Le phénomène et sa prévention

Nature des accidents

Pour le langage courant, l’accident est un événement malheureux et inattendu, moins terrifiant que la catastrophe et plus dangereux que l’incident. Cela va de la chute d’un avion à la grossesse d’une jeune fille, en passant par l’échec à un examen et la noyade. L’accident est un événement fâcheux, qui n’aurait pas dû se produire; mais c’est en même temps le fruit de la fatalité, on n’y peut rien. Cette ambiguïté fondamentale explique que la notion d’accident soit relativement supportable, et qu’elle serve d’euphémisme, notamment lorsqu’on l’utilise pour masquer un suicide. L’accident exonère la victime de sa responsabilité morale. Dans le même mouvement, le sens commun, sans s’embarrasser de contradictions, conçoit l’accident comme dû à un auteur responsable, qu’il va falloir identifier et punir. Les mœurs, la presse, le législateur sont d’accord; et l’usage s’est établi, dans de nombreux pays, de déclencher des procédures judiciaires et administratives spéciales pour indemniser les victimes et charger les responsables. C’est un usage si bien établi qu’on a coutume d’ironiser sur la cascade d’échappatoires qui finit par laisser face à face deux victimes: le blessé et le lampiste.

Les accidents suscitent d’autres difficultés conceptuelles et pragmatiques: de toute évidence, ils sont très hétérogènes. Il y a lieu tout au moins d’essayer de clarifier la notion de gravité des accidents. La tendance naturelle est de s’attacher aux conséquences: par exemple, occurrence de la mort, ou de blessures graves, ou d’une invalidité durable, ou bien de destructions matérielles graves. C’est là une démarche qui relève plus de l’émotion que de la froide logique. En effet, on risque par là de porter trop d’attention aux faits rares et spectaculaires en négligeant les risques banals – or ce sont souvent ceux-ci qui ont les conséquences les plus massives (par sommation des arrêts de travail, par exemple), et il importerait de les prendre en considération les premiers (à l’image des saignements répétés qui affaiblissent un organisme plus sévèrement qu’une hémorragie unique).

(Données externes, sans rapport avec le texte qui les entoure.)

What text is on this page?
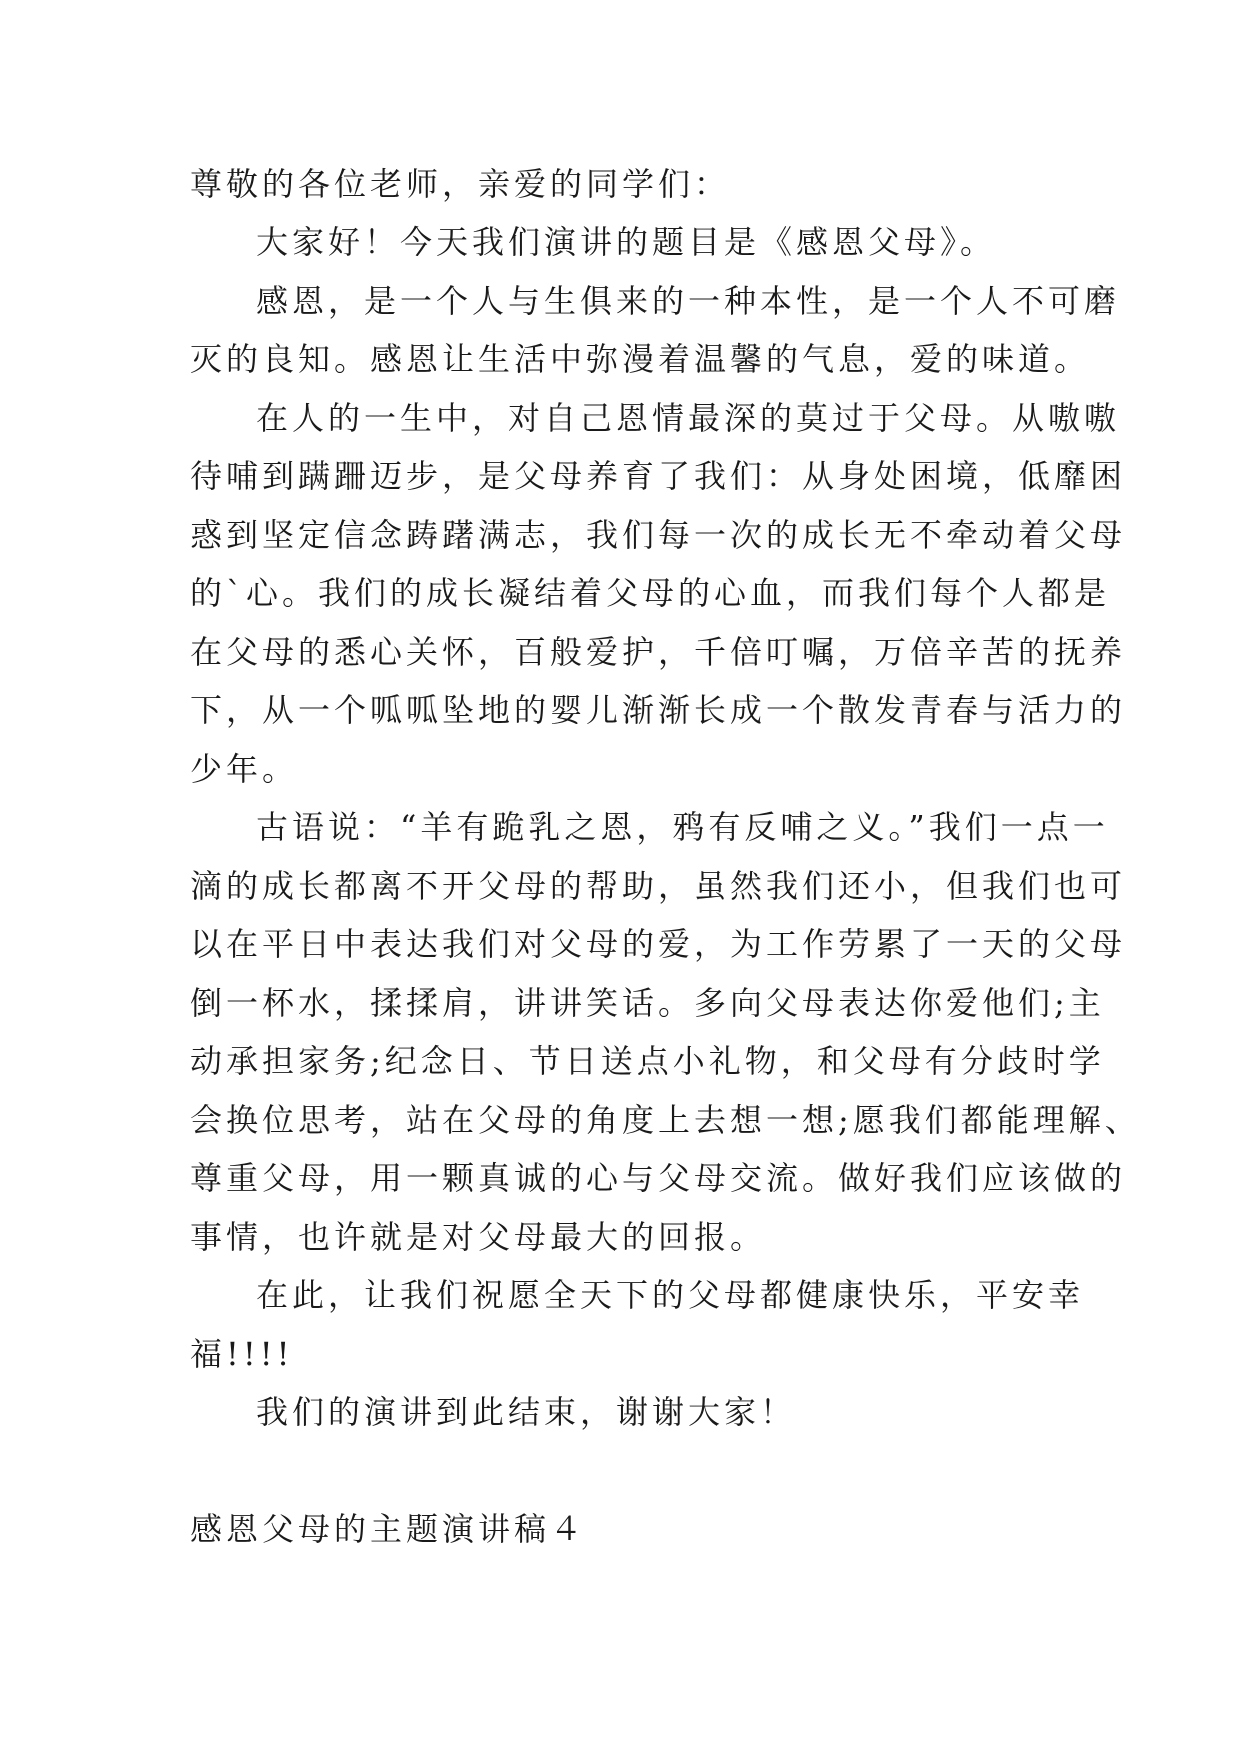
尊敬的各位老师，亲爱的同学们：
大家好！今天我们演讲的题目是《感恩父母》。
感恩，是一个人与生俱来的一种本性，是一个人不可磨
灭的良知。感恩让生活中弥漫着温馨的气息，爱的味道。
在人的一生中，对自己恩情最深的莫过于父母。从嗷嗷
待哺到蹒跚迈步，是父母养育了我们：从身处困境，低靡困
惑到坚定信念踌躇满志，我们每一次的成长无不牵动着父母
的`心。我们的成长凝结着父母的心血，而我们每个人都是
在父母的悉心关怀，百般爱护，千倍叮嘱，万倍辛苦的抚养
下，从一个呱呱坠地的婴儿渐渐长成一个散发青春与活力的
少年。
古语说：“羊有跪乳之恩，鸦有反哺之义。”我们一点一
滴的成长都离不开父母的帮助，虽然我们还小，但我们也可
以在平日中表达我们对父母的爱，为工作劳累了一天的父母
倒一杯水，揉揉肩，讲讲笑话。多向父母表达你爱他们;主
动承担家务;纪念日、节日送点小礼物，和父母有分歧时学
会换位思考，站在父母的角度上去想一想;愿我们都能理解、
尊重父母，用一颗真诚的心与父母交流。做好我们应该做的
事情，也许就是对父母最大的回报。
在此，让我们祝愿全天下的父母都健康快乐，平安幸
福!!!!
我们的演讲到此结束，谢谢大家！
感恩父母的主题演讲稿４
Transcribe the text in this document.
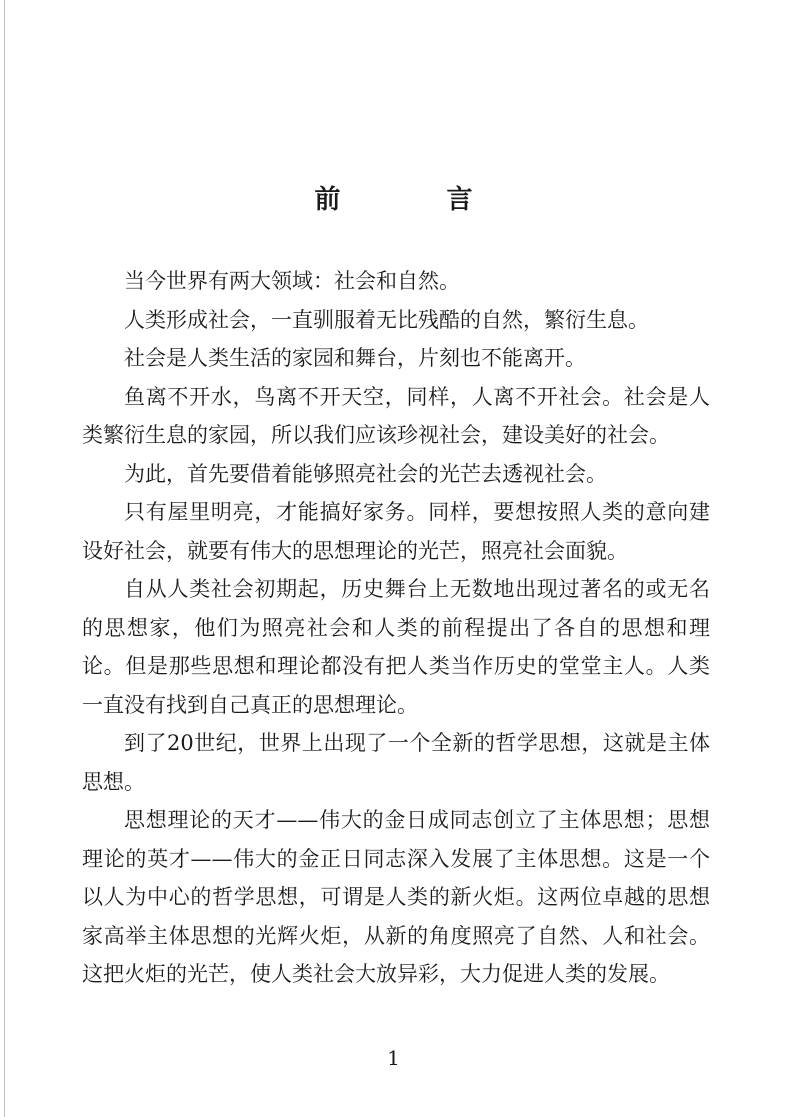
前　言

当今世界有两大领域：社会和自然。

人类形成社会，一直驯服着无比残酷的自然，繁衍生息。

社会是人类生活的家园和舞台，片刻也不能离开。

鱼离不开水，鸟离不开天空，同样，人离不开社会。社会是人类繁衍生息的家园，所以我们应该珍视社会，建设美好的社会。

为此，首先要借着能够照亮社会的光芒去透视社会。

只有屋里明亮，才能搞好家务。同样，要想按照人类的意向建设好社会，就要有伟大的思想理论的光芒，照亮社会面貌。

自从人类社会初期起，历史舞台上无数地出现过著名的或无名的思想家，他们为照亮社会和人类的前程提出了各自的思想和理论。但是那些思想和理论都没有把人类当作历史的堂堂主人。人类一直没有找到自己真正的思想理论。

到了20世纪，世界上出现了一个全新的哲学思想，这就是主体思想。

思想理论的天才——伟大的金日成同志创立了主体思想；思想理论的英才——伟大的金正日同志深入发展了主体思想。这是一个以人为中心的哲学思想，可谓是人类的新火炬。这两位卓越的思想家高举主体思想的光辉火炬，从新的角度照亮了自然、人和社会。这把火炬的光芒，使人类社会大放异彩，大力促进人类的发展。

1
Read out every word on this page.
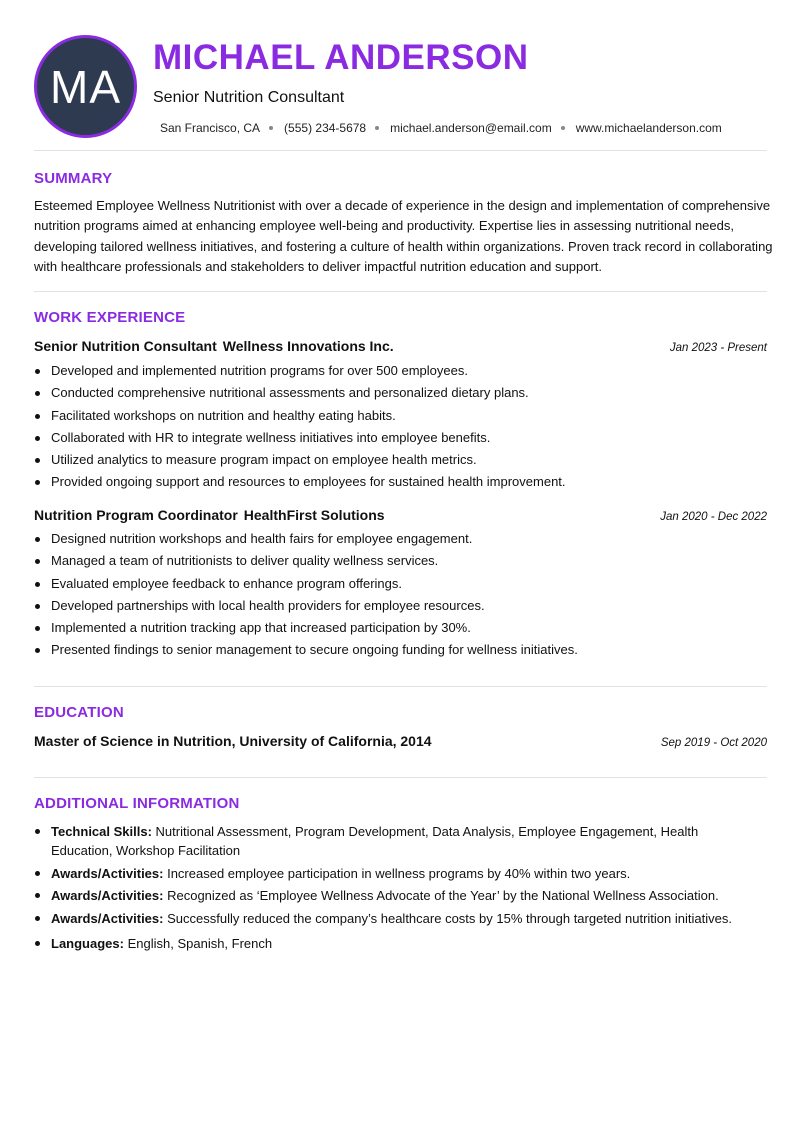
MA
MICHAEL ANDERSON
Senior Nutrition Consultant
San Francisco, CA (555) 234-5678 michael.anderson@email.com www.michaelanderson.com
SUMMARY

Esteemed Employee Wellness Nutritionist with over a decade of experience in the design and implementation of comprehensive nutrition programs aimed at enhancing employee well-being and productivity. Expertise lies in assessing nutritional needs, developing tailored wellness initiatives, and fostering a culture of health within organizations. Proven track record in collaborating with healthcare professionals and stakeholders to deliver impactful nutrition education and support.

WORK EXPERIENCE
Senior Nutrition Consultant Wellness Innovations Inc.	Jan 2023 - Present
Developed and implemented nutrition programs for over 500 employees.
Conducted comprehensive nutritional assessments and personalized dietary plans.
Facilitated workshops on nutrition and healthy eating habits.
Collaborated with HR to integrate wellness initiatives into employee benefits.
Utilized analytics to measure program impact on employee health metrics.
Provided ongoing support and resources to employees for sustained health improvement.
Nutrition Program Coordinator HealthFirst Solutions	Jan 2020 - Dec 2022
Designed nutrition workshops and health fairs for employee engagement.
Managed a team of nutritionists to deliver quality wellness services.
Evaluated employee feedback to enhance program offerings.
Developed partnerships with local health providers for employee resources.
Implemented a nutrition tracking app that increased participation by 30%.
Presented findings to senior management to secure ongoing funding for wellness initiatives.
EDUCATION
Master of Science in Nutrition, University of California, 2014	Sep 2019 - Oct 2020
ADDITIONAL INFORMATION
Technical Skills: Nutritional Assessment, Program Development, Data Analysis, Employee Engagement, Health Education, Workshop Facilitation
Awards/Activities: Increased employee participation in wellness programs by 40% within two years.
Awards/Activities: Recognized as ‘Employee Wellness Advocate of the Year’ by the National Wellness Association.
Awards/Activities: Successfully reduced the company’s healthcare costs by 15% through targeted nutrition initiatives.
Languages: English, Spanish, French
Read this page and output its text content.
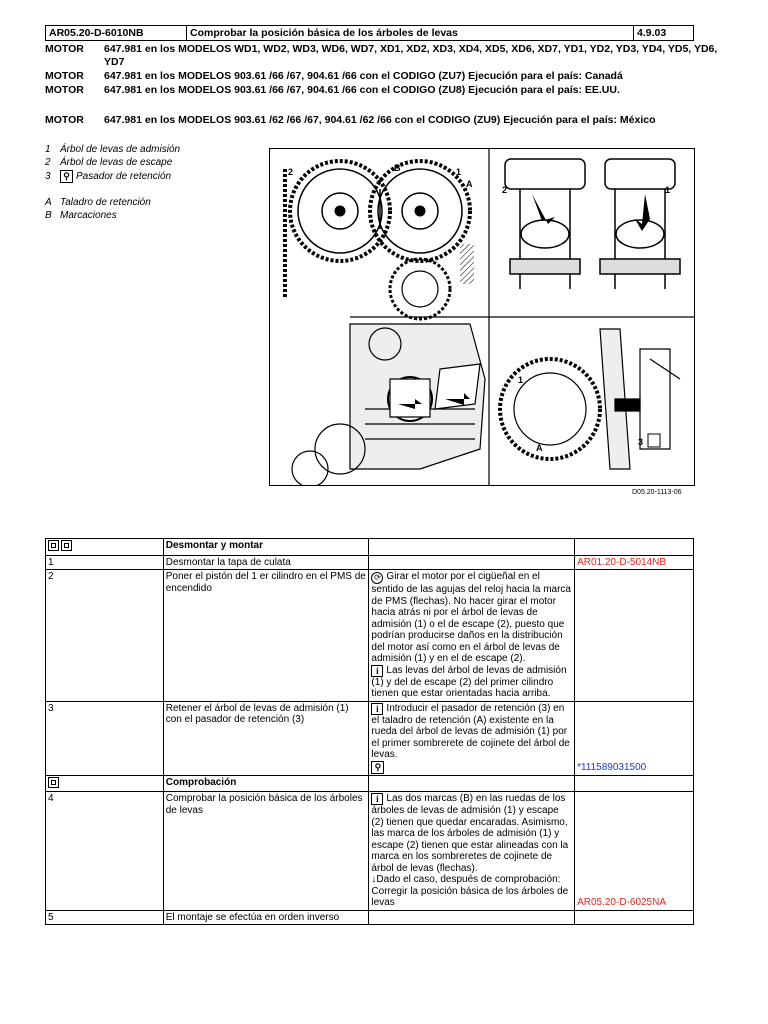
AR05.20-D-6010NB	Comprobar la posición básica de los árboles de levas	4.9.03
MOTOR 647.981 en los MODELOS WD1, WD2, WD3, WD6, WD7, XD1, XD2, XD3, XD4, XD5, XD6, XD7, YD1, YD2, YD3, YD4, YD5, YD6, YD7
MOTOR 647.981 en los MODELOS 903.61 /66 /67, 904.61 /66 con el CODIGO (ZU7) Ejecución para el país: Canadá
MOTOR 647.981 en los MODELOS 903.61 /66 /67, 904.61 /66 con el CODIGO (ZU8) Ejecución para el país: EE.UU.
MOTOR 647.981 en los MODELOS 903.61 /62 /66 /67, 904.61 /62 /66 con el CODIGO (ZU9) Ejecución para el país: México
1 Árbol de levas de admisión
2 Árbol de levas de escape
3 ⚲ Pasador de retención
A Taladro de retención
B Marcaciones
2	B	1
A
2	1
1
A
3
D05.20-1113-06
	Desmontar y montar		
1	Desmontar la tapa de culata		AR01.20-D-5014NB
2	Poner el pistón del 1 er cilindro en el PMS de encendido	⟳ Girar el motor por el cigüeñal en el sentido de las agujas del reloj hacia la marca de PMS (flechas). No hacer girar el motor hacia atrás ni por el árbol de levas de admisión (1) o el de escape (2), puesto que podrían producirse daños en la distribución del motor así como en el árbol de levas de admisión (1) y en el de escape (2).
i Las levas del árbol de levas de admisión (1) y del de escape (2) del primer cilindro tienen que estar orientadas hacia arriba.	

3	Retener el árbol de levas de admisión (1) con el pasador de retención (3)	i Introducir el pasador de retención (3) en el taladro de retención (A) existente en la rueda del árbol de levas de admisión (1) por el primer sombrerete de cojinete del árbol de levas.
⚲	*111589031500
	Comprobación		
4	Comprobar la posición básica de los árboles de levas	i Las dos marcas (B) en las ruedas de los árboles de levas de admisión (1) y escape (2) tienen que quedar encaradas. Asimismo, las marca de los árboles de admisión (1) y escape (2) tienen que estar alineadas con la marca en los sombreretes de cojinete de árbol de levas (flechas).
↓Dado el caso, después de comprobación:
Corregir la posición básica de los árboles de levas	AR05.20-D-6025NA
5	El montaje se efectúa en orden inverso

Les séquelles humaines des accidents sont caractérisées par des retentissements psychologiques d’une grande importance. Les névroses post-traumatiques, de diagnostic parfois très difficile, font l’objet de nombreuses discussions. Les suites de traumatismes crâniens posent des problèmes complexes, et leur thérapeutique est souvent décevante. Des barrières culturelles entravent la communication avec bon nombre de travailleurs étrangers. Ainsi s’expliquent les réactions négatives envers ces blessés: il n’est pas rare qu’on mette la victime en accusation, et qu’on taxe son mal de «sinistrose» (névrose de rente) ou même de simulation. Ces attitudes négatives sont en relation avec un régime spécial d’indemnisation, dont l’Organisation internationale du travail a déjà souhaité un complet réexamen.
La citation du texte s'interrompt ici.